If Watson is convicted of murder, he could face 25 years to life in state prison. Being found guilty of a hate crime would not extend such a sentence significantly, but the designation has always symbolized more to victims and their families: the difference between calling out prejudice and denying it.
One month after the Atlanta shootings, a white gunman killed eight people at a FedEx facility in Indianapolis. Four of the victims were Sikh, prompting calls to examine whether the gunman was motivated by bias. Investigators interviewed some 100 people and reviewed 175,000 computer files, some of which indicated that the gunman had visited white-supremacist websites. In July, however, the F.B.I. concluded that the gunman, who killed himself after the shooting, had not acted out of “bias or a desire to advance an ideology,” but suffered from a mental illness and had committed “suicidal murder.” The Sikh Coalition, an advocacy group, published a statement asking the bureau to clarify “how and why” it ruled out bias as a motive: “Though law enforcement has said this investigation is over, for all the families who lost loved ones, the survivors, the Sikh community and anyone else impacted by hate violence, these questions will remain forever.”

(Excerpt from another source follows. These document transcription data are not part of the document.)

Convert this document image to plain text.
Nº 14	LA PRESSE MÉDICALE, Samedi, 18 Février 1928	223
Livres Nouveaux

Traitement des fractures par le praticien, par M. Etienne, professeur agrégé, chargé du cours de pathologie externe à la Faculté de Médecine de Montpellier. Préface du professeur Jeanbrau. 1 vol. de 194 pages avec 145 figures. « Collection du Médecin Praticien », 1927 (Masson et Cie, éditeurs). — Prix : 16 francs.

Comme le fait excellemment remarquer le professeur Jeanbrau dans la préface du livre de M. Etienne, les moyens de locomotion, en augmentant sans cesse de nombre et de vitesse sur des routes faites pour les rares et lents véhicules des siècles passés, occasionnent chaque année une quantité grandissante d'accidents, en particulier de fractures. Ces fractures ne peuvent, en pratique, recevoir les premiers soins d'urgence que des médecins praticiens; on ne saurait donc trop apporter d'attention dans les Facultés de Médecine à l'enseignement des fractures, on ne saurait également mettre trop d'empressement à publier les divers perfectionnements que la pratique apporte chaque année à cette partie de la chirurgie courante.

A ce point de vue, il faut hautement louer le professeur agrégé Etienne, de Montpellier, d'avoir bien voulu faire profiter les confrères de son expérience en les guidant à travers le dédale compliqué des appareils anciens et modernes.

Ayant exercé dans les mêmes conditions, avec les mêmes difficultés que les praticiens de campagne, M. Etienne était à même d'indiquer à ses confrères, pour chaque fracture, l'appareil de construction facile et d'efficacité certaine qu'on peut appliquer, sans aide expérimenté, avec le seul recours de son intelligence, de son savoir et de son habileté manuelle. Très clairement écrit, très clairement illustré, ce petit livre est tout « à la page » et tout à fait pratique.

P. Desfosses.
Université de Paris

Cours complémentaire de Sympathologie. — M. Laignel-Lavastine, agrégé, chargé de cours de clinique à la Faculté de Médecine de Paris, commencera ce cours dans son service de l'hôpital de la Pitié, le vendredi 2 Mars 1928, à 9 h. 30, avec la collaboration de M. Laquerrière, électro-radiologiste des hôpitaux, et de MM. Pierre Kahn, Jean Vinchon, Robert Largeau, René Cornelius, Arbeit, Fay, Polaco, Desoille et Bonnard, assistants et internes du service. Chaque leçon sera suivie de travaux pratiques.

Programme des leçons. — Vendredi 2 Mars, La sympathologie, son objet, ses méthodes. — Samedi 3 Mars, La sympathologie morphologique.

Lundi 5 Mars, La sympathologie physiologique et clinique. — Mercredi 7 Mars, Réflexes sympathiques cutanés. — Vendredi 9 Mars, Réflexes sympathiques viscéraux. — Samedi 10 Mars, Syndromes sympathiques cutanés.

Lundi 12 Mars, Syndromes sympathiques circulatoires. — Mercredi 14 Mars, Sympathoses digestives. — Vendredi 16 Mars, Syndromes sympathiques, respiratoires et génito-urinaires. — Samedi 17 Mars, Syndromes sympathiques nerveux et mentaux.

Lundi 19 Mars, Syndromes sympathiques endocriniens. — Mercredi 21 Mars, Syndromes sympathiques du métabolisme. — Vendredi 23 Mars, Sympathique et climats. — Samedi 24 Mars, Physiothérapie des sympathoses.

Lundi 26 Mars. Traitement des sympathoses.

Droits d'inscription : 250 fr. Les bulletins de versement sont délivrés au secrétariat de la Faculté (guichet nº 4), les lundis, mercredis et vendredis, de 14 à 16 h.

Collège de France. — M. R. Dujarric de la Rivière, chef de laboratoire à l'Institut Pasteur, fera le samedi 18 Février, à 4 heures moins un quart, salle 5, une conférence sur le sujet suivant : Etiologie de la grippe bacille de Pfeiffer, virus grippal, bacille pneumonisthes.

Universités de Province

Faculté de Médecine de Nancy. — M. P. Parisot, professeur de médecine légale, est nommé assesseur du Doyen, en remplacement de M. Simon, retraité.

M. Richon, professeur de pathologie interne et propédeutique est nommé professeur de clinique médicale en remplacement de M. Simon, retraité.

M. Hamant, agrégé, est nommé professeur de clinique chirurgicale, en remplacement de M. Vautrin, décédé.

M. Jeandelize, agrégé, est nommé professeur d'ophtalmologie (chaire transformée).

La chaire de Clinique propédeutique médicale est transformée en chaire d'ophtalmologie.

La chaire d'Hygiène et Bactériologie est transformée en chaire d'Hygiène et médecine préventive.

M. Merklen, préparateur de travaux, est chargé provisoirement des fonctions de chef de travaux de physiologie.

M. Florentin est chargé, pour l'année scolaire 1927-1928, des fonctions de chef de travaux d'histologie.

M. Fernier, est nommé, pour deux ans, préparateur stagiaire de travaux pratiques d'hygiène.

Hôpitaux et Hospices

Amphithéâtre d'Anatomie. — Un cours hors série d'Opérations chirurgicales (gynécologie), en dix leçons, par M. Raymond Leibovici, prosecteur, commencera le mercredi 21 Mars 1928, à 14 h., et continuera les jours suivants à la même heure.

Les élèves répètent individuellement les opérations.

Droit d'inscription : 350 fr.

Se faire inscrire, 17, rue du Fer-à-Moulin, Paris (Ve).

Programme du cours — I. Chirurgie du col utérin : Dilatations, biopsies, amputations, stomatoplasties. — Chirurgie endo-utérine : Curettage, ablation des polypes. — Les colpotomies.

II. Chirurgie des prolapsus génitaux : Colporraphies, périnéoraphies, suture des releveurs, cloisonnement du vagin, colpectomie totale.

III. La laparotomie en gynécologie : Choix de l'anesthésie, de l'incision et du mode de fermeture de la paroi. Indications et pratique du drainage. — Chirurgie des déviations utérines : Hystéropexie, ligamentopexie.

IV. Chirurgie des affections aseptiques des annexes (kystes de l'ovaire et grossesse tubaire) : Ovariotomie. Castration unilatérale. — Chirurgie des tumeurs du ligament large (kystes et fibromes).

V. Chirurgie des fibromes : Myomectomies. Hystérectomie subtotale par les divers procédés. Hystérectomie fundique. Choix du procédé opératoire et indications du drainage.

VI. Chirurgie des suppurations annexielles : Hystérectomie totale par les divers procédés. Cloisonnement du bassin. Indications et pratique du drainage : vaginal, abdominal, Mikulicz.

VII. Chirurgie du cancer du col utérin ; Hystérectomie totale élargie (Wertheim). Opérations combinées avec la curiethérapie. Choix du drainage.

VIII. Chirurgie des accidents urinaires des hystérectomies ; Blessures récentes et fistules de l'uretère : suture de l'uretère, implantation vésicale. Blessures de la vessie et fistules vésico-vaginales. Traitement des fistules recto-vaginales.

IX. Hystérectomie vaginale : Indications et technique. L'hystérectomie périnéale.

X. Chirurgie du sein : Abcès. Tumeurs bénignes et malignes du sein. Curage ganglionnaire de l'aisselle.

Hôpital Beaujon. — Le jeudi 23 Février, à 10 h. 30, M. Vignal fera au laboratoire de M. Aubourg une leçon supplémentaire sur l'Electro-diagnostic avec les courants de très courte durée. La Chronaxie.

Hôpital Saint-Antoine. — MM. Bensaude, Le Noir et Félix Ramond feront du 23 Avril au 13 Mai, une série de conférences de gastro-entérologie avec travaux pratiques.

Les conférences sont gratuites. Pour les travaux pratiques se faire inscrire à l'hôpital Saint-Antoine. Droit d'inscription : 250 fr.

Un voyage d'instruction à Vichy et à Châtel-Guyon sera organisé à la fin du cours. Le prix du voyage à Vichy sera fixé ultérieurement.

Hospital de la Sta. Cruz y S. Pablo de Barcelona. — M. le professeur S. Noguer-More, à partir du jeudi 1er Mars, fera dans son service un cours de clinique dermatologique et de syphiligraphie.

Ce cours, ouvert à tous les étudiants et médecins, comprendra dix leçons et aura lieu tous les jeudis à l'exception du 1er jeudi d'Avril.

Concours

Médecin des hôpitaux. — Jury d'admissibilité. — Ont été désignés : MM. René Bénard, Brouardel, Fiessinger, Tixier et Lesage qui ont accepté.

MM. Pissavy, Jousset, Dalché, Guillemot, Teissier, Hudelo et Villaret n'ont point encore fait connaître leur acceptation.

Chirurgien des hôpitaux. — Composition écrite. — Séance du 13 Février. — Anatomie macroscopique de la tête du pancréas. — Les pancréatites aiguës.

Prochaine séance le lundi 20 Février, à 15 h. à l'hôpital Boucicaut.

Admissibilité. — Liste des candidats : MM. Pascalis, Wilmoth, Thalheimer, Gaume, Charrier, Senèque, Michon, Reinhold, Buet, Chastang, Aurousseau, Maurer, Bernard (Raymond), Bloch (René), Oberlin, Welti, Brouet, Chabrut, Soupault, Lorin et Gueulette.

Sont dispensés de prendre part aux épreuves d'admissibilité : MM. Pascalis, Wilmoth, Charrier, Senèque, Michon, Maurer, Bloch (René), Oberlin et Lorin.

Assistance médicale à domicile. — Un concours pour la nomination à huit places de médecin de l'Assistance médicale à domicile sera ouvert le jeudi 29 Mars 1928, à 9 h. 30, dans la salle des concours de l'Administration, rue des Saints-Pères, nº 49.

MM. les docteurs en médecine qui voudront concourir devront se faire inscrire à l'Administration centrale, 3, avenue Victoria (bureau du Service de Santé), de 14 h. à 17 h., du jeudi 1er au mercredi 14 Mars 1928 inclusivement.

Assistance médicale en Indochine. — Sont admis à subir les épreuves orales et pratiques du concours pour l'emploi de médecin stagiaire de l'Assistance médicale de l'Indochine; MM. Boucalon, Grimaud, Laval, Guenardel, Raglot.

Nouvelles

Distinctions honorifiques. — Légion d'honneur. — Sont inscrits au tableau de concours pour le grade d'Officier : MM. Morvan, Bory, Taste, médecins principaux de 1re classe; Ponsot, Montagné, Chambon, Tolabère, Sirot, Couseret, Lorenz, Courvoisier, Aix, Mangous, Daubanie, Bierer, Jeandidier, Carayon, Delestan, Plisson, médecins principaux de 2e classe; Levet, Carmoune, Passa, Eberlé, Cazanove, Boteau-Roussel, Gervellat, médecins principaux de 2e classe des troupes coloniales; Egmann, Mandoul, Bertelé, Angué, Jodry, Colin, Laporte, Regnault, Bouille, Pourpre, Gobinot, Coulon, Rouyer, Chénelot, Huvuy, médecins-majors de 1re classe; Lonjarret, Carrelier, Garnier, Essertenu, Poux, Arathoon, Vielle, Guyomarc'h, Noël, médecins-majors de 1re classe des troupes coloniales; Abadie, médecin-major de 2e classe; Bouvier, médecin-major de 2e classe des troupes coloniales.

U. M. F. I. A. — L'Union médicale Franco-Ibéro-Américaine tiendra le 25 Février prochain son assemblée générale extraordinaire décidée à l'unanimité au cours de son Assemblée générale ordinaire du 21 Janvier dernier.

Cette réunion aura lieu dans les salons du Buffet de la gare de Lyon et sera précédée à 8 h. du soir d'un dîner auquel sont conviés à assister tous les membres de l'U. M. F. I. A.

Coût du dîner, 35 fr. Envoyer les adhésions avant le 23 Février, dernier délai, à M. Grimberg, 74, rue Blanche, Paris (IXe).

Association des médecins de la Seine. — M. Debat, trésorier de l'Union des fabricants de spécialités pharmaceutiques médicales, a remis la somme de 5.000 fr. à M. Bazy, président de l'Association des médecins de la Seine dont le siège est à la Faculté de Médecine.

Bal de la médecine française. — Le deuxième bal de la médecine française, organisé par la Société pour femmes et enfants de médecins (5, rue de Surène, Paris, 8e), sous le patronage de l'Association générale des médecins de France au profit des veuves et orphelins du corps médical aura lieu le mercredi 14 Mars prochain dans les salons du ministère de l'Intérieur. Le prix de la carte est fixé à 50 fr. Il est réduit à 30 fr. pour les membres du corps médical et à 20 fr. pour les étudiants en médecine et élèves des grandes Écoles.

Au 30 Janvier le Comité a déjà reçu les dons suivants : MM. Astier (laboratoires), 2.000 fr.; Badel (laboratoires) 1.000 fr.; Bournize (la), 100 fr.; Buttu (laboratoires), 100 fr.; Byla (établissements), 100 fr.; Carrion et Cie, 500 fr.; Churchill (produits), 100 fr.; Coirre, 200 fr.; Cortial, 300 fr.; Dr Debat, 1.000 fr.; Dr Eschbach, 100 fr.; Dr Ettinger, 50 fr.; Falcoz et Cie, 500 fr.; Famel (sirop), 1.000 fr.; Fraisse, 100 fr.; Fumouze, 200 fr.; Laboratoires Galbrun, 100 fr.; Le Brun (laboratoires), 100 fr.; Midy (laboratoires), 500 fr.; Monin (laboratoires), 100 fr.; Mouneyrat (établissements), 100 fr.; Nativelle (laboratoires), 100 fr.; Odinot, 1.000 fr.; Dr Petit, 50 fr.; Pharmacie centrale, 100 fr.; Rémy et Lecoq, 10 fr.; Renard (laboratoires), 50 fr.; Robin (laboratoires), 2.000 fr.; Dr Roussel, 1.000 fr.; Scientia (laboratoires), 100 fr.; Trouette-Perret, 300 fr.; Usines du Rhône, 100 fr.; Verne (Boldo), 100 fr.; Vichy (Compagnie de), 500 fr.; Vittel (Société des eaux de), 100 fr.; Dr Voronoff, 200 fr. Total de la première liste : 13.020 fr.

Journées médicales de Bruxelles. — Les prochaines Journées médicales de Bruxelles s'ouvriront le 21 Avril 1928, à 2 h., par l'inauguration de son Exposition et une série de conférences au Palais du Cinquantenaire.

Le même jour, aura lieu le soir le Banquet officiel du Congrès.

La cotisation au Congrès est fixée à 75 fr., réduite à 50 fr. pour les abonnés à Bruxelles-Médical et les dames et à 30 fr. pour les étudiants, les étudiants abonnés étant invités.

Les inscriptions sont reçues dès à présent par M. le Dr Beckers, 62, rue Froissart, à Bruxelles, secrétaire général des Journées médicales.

The Covid-19 Hate Crimes Act, passed with bipartisan support and signed into law by President Biden in May, primarily aims to improve crime reporting and data collection. While it does not change the legal definition of a hate crime, the legislation commits funds to fast-track federal reviews of hate-crime investigations and approves grants for local law enforcement agencies. It also encourages those agencies to raise awareness about the impact of hate crimes and the services available to victims. The law was celebrated for recognizing the need to better track violence against Asian Americans and Pacific Islanders. But it also drew criticism for effectively endorsing more policing at a time when law enforcement faced intense scrutiny, as well as for failing to address the root causes of racism or crime.